L'Udinese della famiglia Pozzo è la vera multinazionale del calcio tricolore. Non tanto per la struttura societaria (il controllo è in capo alla Gesapar, una finanziaria lussemburghese) e per la proprietà del club spagnolo del Granada, portato con due promozioni in due anni alla ribalta della Liga. Quanto per la capacità di scovare talenti in tutto il mondo e di saperli far crescere e valorizzare.

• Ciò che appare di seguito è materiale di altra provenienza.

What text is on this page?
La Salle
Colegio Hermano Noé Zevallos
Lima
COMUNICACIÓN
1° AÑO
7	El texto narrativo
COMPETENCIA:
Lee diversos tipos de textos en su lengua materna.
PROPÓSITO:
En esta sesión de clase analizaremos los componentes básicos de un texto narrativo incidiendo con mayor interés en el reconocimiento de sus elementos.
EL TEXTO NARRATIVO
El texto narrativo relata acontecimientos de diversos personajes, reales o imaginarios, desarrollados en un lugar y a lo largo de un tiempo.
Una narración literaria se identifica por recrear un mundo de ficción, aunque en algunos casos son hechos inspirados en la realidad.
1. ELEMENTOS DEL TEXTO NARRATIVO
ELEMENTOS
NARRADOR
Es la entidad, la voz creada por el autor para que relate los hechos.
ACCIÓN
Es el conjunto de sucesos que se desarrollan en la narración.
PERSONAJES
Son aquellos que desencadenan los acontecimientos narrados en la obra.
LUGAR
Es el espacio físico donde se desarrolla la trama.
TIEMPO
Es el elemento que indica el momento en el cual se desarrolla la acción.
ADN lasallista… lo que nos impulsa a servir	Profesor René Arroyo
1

Il prossimo diamante che la bottega Pozzo venderà a caro prezzo (dopo l'operazione Sanchez-Barcellona) è quel Muriel dato in prestito al Lecce in questa stagione e destinato a prendere il posto del Senatore Totò Di Natale al centro dell'attacco friulano.
Per l'attività di scouting internazionale e di formazione l'Udinese ormai arriva a spendere fra i 10 e i 15 milioni all'anno. Una cifra molto alta ma ampiamente coperta dai "ritorni" economici degli investimenti. Le plusvalenze da calciomercato sono aumentate fra il 2010 e il 2011 da 23,5 milioni a 34,5. Negli ultimi cinque esercizi l'Udinese ha tenuto in equilibrio i conti in modo invidiabile (+2,9 milioni al 30 giugno 2011, -6,9 nel 2010, +6,9 nel 2009, +7,8 nel 2008 e -6,3 nel 2007). E il prossimo bilancio, quello chiuso al 30 giugno 2012, potrà contare sugli introiti derivanti dalle cessioni di Sanchez (circa 40 milioni con i bonus), Inler (17) e Zapata (10).
Il modello Udinese ha generato, inoltre, nell'ultima stagione 2010/11 un aumento dei ricavi (da 49 a 54 milioni), dovuto anche all'incremento dei diritti televisivi (passati da 23 a 34 milioni) e una discesa del costo del lavoro. Il monte ingaggi è sceso da 31 a 28 milioni.